Can we hear from those who essentially repurchased previous system?

Are you someone who had Speaker A or Amp X, sold it on the proverbial merry-go-round yet repurchased that same piece of gear--only to build a system around it?

If ’Yes" then...

What was the piece (type/make/model)?
Did the product that brought you back do something a less expensive/more expensive product did not do or that it did wrong?


I myself have not done this, but more than a few have tired of the limitations of the original Quad ESL loudspeaker, bought another design free of that limitation, then another, ending up coming back to the Quad. Within its' limitations, it remains unsurpassed by any, equaled by few.

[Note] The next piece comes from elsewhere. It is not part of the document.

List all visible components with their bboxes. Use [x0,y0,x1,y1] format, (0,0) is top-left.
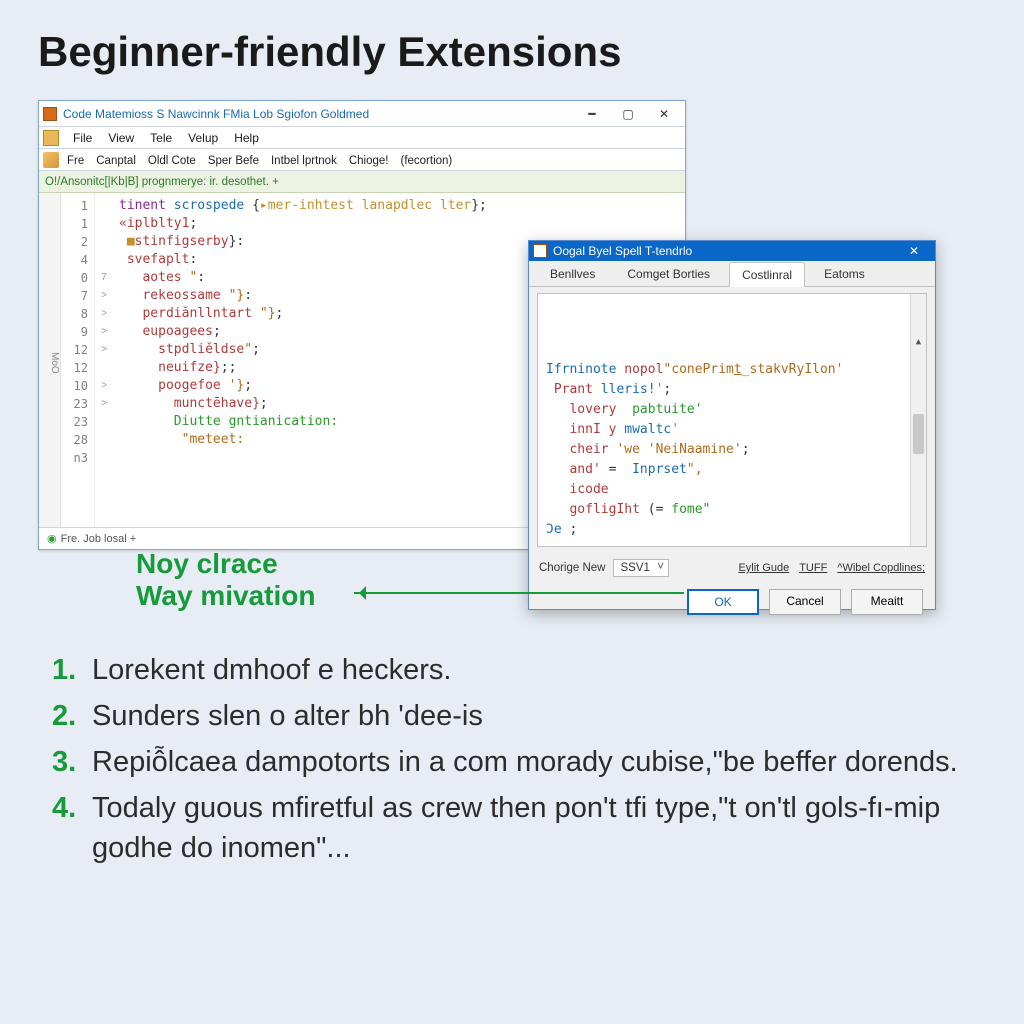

The one product I have deserted and then returned to is the Decca (now London) cartridge. The Decca, much like the Quad, was great in most ways, seriously bad in others. The good news is that Decca employee/engineer John Wright bought the rights to the design, updated and improved it, and reintroduced it in its' London form, free of most of the Decca's problems.

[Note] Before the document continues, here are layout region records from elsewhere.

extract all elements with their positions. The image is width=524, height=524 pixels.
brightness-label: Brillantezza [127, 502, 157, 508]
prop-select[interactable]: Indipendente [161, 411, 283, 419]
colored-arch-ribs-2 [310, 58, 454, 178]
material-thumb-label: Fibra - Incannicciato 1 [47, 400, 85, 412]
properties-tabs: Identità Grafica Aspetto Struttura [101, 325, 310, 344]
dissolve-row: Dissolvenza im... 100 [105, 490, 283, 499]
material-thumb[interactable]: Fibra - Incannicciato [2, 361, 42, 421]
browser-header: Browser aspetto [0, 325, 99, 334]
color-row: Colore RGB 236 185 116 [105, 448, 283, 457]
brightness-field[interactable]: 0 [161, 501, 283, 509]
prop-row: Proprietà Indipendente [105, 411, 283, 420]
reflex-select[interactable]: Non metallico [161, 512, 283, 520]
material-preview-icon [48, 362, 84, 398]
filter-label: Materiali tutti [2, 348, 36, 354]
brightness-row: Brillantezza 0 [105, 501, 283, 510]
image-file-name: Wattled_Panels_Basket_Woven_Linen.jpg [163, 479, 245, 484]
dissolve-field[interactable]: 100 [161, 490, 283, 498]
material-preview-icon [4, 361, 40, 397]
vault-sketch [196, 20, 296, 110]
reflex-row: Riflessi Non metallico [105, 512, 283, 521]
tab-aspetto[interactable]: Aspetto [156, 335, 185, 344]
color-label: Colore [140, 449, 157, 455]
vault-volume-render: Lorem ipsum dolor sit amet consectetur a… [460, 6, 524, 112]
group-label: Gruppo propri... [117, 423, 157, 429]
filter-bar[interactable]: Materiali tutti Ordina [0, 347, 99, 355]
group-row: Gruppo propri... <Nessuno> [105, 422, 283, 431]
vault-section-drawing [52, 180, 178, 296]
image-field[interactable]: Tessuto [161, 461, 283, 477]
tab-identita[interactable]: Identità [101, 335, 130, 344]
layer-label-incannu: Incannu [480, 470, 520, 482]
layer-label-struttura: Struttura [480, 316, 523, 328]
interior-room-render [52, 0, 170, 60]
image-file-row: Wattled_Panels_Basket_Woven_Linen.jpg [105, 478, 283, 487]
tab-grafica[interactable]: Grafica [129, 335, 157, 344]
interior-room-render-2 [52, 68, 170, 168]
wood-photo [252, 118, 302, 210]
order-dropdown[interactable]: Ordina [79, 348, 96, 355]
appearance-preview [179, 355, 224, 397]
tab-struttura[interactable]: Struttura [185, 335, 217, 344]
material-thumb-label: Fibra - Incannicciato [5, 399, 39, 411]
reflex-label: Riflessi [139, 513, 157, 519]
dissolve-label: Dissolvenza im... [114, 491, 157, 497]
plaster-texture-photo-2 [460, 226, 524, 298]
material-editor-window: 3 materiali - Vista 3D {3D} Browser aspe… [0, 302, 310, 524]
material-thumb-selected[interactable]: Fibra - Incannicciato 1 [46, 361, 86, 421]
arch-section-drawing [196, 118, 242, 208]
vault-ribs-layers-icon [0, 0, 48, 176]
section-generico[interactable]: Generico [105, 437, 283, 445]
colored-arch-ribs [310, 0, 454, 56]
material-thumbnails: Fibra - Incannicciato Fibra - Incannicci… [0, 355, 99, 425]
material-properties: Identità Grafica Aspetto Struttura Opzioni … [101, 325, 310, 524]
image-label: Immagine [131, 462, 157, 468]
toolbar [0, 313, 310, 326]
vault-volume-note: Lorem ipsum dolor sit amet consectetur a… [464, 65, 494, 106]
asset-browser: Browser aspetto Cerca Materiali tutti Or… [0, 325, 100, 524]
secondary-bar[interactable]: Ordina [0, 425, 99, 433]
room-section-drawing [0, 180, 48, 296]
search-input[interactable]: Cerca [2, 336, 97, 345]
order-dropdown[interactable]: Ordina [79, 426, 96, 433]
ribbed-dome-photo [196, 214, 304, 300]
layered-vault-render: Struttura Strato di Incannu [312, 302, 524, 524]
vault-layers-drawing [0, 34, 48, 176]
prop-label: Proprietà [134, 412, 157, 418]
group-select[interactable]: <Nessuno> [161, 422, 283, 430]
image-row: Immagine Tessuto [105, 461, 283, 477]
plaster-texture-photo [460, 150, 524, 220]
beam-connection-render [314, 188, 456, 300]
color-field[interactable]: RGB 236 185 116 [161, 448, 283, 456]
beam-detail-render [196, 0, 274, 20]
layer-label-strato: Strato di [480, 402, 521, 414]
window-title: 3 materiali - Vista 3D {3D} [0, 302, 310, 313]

For years I had a system built around a Technics SL-1700 direct drive turntable. Never sold it, but moving around after college it spent many years in a box. It was during those years that CD’s were introduced. By the time I had money for new gear everyone "knew" CD’s were the way to go. The Technics stayed in the box while I unboxed a succession of upgrades, including a few CD players.

One book I read around this time was Robert Harley’s excellent A Complete Guide to High End Audio. Still to this day an outstanding reference covering everything from components to tweaks to room acoustics. Harley devoted a whole chapter to analog. Odd, for something everyone "knew" was done. But then it occurred to me I had been taking other peoples word for this for years. I never really bothered to check for myself, and the Technics was still just sitting there in the box. So....

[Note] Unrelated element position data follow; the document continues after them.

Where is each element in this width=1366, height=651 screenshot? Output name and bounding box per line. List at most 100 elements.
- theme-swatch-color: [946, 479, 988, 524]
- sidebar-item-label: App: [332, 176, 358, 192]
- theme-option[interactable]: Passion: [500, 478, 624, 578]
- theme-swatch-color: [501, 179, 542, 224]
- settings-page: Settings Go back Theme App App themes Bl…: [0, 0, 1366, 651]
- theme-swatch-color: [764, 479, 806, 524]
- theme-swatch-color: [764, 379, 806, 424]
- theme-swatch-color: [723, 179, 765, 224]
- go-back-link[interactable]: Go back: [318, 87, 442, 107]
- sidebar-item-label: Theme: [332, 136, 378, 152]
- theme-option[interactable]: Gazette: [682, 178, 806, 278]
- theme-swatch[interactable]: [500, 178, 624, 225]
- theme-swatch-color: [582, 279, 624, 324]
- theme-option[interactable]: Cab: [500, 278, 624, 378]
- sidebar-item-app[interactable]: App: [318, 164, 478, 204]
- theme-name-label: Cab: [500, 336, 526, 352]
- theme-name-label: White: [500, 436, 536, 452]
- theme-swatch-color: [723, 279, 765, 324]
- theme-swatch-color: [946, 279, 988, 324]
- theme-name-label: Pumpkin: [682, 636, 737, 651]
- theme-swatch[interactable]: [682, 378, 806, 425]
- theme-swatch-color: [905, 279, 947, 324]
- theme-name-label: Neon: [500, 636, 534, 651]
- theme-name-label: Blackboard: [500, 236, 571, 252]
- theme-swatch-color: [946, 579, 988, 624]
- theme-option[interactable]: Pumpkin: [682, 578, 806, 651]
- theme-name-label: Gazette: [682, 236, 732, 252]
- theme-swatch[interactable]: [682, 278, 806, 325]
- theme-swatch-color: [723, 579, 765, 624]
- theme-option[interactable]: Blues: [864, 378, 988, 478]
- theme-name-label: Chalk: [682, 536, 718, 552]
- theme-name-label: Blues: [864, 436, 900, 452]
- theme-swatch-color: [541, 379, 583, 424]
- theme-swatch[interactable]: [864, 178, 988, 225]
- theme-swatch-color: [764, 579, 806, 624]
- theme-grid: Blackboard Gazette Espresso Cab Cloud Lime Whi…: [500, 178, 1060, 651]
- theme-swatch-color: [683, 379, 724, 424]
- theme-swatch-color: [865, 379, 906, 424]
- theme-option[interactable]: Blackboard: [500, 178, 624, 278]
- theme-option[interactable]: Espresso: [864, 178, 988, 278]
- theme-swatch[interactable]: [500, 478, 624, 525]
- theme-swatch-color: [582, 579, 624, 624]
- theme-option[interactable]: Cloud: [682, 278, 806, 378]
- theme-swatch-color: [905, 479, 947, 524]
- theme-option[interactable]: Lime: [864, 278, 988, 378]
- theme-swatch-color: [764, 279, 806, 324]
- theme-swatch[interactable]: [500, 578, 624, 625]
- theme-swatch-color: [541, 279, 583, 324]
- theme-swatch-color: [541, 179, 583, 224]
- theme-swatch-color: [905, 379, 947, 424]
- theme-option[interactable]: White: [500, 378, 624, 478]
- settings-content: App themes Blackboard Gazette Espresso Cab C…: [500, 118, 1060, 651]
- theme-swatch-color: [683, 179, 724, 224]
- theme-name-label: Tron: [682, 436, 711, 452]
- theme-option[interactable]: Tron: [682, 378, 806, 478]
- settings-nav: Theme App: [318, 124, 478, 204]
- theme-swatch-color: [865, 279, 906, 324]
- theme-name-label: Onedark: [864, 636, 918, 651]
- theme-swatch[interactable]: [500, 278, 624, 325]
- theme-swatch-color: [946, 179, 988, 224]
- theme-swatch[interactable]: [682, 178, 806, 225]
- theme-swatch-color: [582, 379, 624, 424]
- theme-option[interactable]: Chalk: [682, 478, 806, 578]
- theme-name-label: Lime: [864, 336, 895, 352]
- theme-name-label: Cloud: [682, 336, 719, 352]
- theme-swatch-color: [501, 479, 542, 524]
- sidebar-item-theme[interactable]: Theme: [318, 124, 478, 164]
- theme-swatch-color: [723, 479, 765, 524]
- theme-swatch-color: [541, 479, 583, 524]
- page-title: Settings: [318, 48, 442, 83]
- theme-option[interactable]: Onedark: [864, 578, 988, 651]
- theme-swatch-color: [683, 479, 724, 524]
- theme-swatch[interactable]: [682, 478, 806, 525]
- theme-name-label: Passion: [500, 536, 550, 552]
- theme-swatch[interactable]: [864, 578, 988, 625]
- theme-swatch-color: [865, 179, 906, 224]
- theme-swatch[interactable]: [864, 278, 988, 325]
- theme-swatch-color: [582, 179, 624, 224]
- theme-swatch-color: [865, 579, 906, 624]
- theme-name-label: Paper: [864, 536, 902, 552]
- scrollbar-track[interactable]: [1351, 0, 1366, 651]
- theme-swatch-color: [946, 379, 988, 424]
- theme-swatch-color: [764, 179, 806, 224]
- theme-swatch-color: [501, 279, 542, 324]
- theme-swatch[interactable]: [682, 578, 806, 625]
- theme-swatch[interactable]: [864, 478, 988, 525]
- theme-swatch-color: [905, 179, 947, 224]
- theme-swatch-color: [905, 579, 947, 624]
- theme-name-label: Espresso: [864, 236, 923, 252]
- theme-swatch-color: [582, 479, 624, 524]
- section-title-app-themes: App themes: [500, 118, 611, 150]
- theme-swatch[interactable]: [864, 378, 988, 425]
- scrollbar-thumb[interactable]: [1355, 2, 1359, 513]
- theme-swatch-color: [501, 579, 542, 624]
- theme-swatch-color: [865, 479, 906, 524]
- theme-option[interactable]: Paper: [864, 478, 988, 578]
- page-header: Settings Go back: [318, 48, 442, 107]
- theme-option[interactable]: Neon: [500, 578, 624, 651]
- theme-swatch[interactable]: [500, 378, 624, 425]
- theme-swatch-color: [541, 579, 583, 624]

Few hours later, revelation. Epiphany. Wife comes home, same thing. Dustbin of history wipes the floor with digital. Of course, get real, mixed metaphor. Its not like its the centerpiece of my system to this day. But there was something about it, and going back to that old turntable was more than any other single thing what got me back on track to building a really engaging and satisfying music system again.
I think the original Quad ESL is the classic 'recidivist' piece of gear. People love 'em but hate their limitations, often selling them to get a "better" speaker only to regret getting rid of them, to buy them again. I've hung on to mine since 1973 and still use 'em (not my main speaker any more, and recently restored). There is nothing quite like them. ("Despite their limitations," which is a unity phrase; you always find that qualification in any modern discussion of the speaker). 
I used to have that same Technics turntable,mated with a little Pioneer receiver and off-brand speakers(paralex).I recently bought the receiver again and am planning on finding the turntable but probably different vintage speakers to put in a guest bedroom.Not high rez by any means but it was a sweet little system.
Thank you for the responses!  I was curious about this and love hearing the anecdotes. 

I should've guessed so about the Quads!  That makes total sense. 

I also love the term "recidivist gear"!
I’ve done that with the Harbeth P3ESR. After trying more expensive speakers including Harbeth, I went back to the P3ESR. There is something about this little speaker that just does it for me. I am off the speaker merry-go-round for sure!